We drive on. He watches my eyes widen as we pass a famous mosque, cricket stadium, and soccer field. My driver kindly tries to explain in Bangla what each of these sites are. I nod and smile, hoping that I don’t look like too much of a tourist. But in Bangladesh, it is hard not to.
She refers to me as her ‘great friend’ even though we have known each other for a total of two minutes.
After around thirty minutes we reach the apartment complex. My new Chittagong acquaintance (a friend of a friend back in the States) greets me at the gate and makes sure that I pay a fair fare (which is less than $1 USD) and I graciously step out of the CNG. Well that was easier than I thought.
My new Bangladeshi friend embraces me. She could not be a more gracious host. She ushers me into her home to meet her son. She refers to me as her ‘great friend’ even though we have known each other for a total of two minutes. Her home is clean and cool. We sit cross-legged on the floor and talk about Bangladeshi politics and media.
Again, how did I get to this point in my life?
She then invites me downstairs to meet her mother, husband and other son. After introducing me again as her ‘great friend,’ we sit together at the kitchen table and serve ourselves rice, spicy dal, prawns (from their village pond), beef cakes, potatoes, eggplant, onions, and pickles. Thinking it would be impolite to use a fork, I dig in with my right hand.
I have officially won over my hosts.
I am grateful to meet someone outside of the university who can provide insight into the community and country.

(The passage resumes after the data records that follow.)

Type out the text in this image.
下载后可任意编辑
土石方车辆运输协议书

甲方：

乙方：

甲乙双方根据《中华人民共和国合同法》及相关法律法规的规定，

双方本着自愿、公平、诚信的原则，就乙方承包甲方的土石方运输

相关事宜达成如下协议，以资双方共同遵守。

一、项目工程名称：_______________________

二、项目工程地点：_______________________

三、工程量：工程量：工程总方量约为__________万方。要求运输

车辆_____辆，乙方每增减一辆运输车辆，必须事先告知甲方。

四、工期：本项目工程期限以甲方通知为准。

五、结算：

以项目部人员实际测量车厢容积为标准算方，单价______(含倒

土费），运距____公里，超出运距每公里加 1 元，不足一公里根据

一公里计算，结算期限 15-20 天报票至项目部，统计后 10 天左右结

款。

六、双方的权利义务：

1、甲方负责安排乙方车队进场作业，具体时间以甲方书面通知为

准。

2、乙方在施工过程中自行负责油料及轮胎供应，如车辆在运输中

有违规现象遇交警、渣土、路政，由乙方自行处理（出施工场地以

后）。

They break out in laughter and we talk about the cultural similarities and differences I have encountered in the country. The food is unbelievable, and their company enhances each bite. I tell them how similar they are to my family back home and that they have made me feel like a member of their family. They are especially curious about my father, who is from Mexico, and I explain that Bangladeshis and Mexicans are similar in so many ways. The open doors and utter hospitality, mountains of food, and friendly disposition make the cultures practically sisters. I teach them the phrase, “Mi casa es tu casa.” For the first time I have truly connected with the Chittagong community.
After lunch, we share guava with sprinkled chili powder on top and I tell them how I am surviving in my new teaching position at the Asian University for Women. They offer cultural pointers on connecting with students and faculty. I am grateful to meet someone outside of the university who can provide insight into the community and country. The women offer to take me to a local war cemetery after dessert (chocolate ice cream drizzled with strawberry syrup) and show me more of the city. I’m so happy I didn’t stay and watch Mad Men…
The World War II Cemetery grounds are breathtaking. The grounds are very well kept and enclosed by large trees and flowers. We walk slowly through each plot, studying the headstones of young soldiers. My hosts make friends with the grounds keeper, who offers to give us a personal tour of the area. He even shows me where the lone American is buried. After snapping a few pictures, we head back to my apartment.
I realize how lucky I am to have spent a day with two such incredible women. Spending time with members of the community reminded me how refreshing it is to see a city through another’s eyes. After I say goodbye to the women and thank them graciously for taking the time to show me around and welcome me into their home, I cannot help but thinking: how did I get to this point in my life?